A statement that the entity to be formed is a nonprofit corporation.
Each Secretary of State form (hereinafter “SOS form”) promulgated for the formation of a domestic entity specifically identifies the type of filing entity as a preprinted statement within the form.
When drafting a certificate of formation for a corporation remember to specifically identify the type of corporation being formed. The term “corporation” includes a for-profit corporation, professional corporation, and a nonprofit corporation; it is not sufficient to simply identify the filing entity as a “corporation.”
The purpose of the entity, which may be stated as “any lawful purpose for which a nonprofit corporation may be formed under the BOC.”

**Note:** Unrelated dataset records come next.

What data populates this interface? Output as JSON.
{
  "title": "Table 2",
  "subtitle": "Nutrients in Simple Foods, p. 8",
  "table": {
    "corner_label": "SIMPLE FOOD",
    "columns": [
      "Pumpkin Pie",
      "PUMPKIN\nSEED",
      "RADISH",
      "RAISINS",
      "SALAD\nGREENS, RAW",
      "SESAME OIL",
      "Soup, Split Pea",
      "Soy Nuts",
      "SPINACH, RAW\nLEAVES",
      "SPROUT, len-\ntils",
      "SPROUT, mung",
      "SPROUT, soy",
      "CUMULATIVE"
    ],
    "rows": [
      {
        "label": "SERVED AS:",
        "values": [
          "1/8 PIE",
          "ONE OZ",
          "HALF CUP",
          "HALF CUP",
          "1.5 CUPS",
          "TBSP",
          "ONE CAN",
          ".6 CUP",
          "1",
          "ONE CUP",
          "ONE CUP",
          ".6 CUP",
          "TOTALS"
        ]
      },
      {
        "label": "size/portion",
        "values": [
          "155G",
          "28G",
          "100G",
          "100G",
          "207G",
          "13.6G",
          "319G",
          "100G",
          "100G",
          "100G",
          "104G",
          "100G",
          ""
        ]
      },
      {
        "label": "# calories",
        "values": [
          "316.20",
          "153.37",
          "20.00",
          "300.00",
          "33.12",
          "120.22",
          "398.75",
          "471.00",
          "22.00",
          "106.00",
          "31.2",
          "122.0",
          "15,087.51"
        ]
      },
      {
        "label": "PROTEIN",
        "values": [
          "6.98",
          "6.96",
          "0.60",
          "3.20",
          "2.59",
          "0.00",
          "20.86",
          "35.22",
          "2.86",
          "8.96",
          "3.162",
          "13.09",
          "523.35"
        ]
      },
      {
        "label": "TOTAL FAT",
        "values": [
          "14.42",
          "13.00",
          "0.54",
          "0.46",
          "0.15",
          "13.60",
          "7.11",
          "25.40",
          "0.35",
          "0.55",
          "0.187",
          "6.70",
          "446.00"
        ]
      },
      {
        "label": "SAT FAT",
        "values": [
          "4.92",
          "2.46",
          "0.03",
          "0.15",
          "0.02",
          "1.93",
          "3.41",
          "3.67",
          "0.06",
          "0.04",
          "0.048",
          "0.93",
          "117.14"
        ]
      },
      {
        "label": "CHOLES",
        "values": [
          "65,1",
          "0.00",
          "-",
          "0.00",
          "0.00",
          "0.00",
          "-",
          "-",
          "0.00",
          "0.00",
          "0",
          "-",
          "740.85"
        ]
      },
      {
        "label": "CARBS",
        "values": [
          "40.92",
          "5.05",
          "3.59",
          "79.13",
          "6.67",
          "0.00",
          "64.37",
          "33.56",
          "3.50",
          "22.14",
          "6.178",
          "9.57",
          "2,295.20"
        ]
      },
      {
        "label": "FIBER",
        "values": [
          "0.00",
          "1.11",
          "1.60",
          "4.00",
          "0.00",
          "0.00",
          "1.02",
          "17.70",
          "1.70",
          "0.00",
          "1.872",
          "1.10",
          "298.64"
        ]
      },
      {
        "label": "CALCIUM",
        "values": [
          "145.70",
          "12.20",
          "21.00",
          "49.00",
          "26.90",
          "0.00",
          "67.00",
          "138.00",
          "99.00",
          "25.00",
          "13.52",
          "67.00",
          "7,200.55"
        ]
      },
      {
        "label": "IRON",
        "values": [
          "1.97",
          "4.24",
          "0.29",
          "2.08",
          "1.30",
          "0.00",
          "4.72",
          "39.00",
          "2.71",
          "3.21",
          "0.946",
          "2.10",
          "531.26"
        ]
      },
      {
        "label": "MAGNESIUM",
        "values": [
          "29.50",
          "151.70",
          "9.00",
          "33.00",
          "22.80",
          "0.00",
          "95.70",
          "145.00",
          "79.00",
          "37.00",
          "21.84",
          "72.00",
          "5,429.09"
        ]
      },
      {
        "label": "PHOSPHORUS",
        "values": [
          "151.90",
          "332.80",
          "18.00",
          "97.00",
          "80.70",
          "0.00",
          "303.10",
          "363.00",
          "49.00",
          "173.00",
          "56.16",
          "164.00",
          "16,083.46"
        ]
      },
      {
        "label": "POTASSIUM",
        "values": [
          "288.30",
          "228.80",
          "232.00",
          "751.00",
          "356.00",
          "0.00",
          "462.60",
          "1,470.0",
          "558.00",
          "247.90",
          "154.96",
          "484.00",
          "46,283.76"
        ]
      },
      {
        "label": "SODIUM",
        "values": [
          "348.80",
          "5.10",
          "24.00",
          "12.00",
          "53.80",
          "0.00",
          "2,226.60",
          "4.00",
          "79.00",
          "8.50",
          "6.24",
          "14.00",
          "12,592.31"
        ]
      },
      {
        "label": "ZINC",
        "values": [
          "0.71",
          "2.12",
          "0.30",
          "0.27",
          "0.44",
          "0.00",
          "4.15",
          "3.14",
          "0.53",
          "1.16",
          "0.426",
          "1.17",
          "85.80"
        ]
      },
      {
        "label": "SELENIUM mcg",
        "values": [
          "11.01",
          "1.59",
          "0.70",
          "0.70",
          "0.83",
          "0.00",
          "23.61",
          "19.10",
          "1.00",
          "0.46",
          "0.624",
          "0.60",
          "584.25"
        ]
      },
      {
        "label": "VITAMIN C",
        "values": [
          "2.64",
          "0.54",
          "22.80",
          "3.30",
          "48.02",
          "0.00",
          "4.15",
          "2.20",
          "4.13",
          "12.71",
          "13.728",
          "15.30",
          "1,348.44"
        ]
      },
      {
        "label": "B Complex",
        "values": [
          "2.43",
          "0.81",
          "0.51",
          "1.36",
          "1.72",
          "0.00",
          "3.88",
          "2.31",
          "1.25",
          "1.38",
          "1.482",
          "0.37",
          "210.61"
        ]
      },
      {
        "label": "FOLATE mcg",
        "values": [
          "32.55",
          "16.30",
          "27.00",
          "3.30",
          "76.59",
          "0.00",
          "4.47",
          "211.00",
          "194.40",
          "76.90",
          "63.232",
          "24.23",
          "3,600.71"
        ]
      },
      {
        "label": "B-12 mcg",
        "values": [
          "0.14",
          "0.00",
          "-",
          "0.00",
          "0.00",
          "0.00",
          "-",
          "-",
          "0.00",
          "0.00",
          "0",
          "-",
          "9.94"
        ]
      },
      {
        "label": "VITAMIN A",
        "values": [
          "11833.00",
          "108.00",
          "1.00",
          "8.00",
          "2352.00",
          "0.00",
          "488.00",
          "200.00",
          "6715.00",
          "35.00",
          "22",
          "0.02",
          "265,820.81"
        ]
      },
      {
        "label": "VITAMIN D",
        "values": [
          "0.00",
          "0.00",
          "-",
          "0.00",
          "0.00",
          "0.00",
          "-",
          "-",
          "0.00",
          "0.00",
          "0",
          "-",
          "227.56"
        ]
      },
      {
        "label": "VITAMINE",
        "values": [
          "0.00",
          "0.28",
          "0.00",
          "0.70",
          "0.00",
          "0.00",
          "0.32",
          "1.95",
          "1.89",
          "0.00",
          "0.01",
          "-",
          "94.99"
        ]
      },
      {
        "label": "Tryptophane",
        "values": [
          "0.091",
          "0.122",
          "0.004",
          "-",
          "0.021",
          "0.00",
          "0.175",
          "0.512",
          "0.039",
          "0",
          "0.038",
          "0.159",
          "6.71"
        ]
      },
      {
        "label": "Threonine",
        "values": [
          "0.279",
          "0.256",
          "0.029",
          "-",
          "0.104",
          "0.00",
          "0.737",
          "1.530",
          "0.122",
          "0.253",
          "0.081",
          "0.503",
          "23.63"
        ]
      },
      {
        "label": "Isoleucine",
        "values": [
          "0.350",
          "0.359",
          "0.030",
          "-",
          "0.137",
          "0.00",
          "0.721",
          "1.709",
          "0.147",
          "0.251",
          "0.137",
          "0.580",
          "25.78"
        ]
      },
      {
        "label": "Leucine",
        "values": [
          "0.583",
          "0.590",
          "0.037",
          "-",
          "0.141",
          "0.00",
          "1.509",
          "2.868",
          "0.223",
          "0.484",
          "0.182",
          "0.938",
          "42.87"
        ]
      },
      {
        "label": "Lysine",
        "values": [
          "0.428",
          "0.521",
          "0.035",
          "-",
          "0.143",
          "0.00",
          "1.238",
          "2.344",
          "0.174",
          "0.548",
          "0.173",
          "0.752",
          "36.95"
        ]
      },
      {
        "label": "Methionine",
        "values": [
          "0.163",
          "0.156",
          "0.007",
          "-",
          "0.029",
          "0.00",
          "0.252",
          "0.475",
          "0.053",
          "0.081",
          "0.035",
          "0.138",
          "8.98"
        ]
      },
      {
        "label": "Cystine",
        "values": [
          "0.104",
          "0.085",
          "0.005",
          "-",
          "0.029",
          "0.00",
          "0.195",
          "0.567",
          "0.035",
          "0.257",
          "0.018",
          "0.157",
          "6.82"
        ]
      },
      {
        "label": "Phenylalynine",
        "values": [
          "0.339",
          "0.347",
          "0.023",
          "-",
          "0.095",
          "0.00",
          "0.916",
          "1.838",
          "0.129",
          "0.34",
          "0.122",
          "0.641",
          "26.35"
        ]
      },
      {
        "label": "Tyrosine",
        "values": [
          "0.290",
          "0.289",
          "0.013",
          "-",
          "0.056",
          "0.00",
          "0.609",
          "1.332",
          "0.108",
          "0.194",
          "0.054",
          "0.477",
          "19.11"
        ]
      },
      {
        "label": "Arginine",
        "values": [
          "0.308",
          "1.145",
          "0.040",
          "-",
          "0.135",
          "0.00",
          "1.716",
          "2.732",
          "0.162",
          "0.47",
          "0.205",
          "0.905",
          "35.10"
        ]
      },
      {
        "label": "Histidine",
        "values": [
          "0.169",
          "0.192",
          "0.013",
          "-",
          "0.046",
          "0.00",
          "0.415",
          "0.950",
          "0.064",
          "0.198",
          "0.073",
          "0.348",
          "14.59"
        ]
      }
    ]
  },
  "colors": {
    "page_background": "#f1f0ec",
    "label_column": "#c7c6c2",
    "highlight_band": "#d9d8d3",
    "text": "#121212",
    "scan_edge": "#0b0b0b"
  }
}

If the corporation is to have no members, a statement to that effect.
If management of the affairs of the corporation is to be vested in the nonprofit corporation’s members, a statement to that effect.
The names and addresses of the initial board of directors of the corporation, which must be at least three (3) individuals. Alternatively, if the management of the corporation is to be vested solely in its members, a statement to that effect.
The period of duration of the entity, if not perpetual. Pursuant to section 3.003 of the BOC, a domestic filing entity exists perpetually unless otherwise provided in its certificate of formation. An SOS form for the formation of an entity does not contain a provision for the limitation of duration of the entity. If you wish to limit the duration of the filing entity, you may provide for a limited duration in the “Supplemental Provisions/Information” section of the SOS form.
The registered office street address and the name of the registered agent at such office address.
If the nonprofit corporation is to be authorized on its winding up to distribute the corporation’s assets in a manner other than as provided by section 22.304, a statement describing the manner of distribution.
The name and address of each organizer. Generally, only one organizer is required for a nonprofit corporation that is created and governed by the BOC.
Section 3.004 of the BOC sets forth the general requirements for organizers. An organizer may be a natural person 18 years of age or older, or a corporation or other legal entity.
Although there are no residency requirements for an organizer under the BOC, other state or federal law may require an organizer, owner, or governing person to meet additional or more restrictive requirements.
Any supplemental information required to be included in the certificate of formation for the entity type. (See item 2 below.)
Any other information or provisions not inconsistent with the law governing the entity relating to the organization, ownership, governance, business, or affairs of the entity.
The minimum requirements for a certificate of formation for a nonprofit corporation are included in SOS form 202. The form however does not include language that would be required by the Internal Revenue Service for purposes of obtaining a tax-exempt status. For further information on how to obtain a tax-exempt status for your organization, please refer to the IRS publication 557, which is available from the IRS web site at http://www.irs.gov/pub/irspdf/p557.pdf. It is recommended that this publication be consulted before drafting and submitting the certificate of formation.
Do not use SOS form 202 if forming a special purpose nonprofit corporation, such as a local government corporation, water supply corporation, or cemetery corporation. The statutes authorizing creation of a special purpose corporation generally impose additional or different requirements for formation than the requirements found in chapter 3 of the BOC; review the statute authorizing the formation of the special purpose corporation for specific requirements.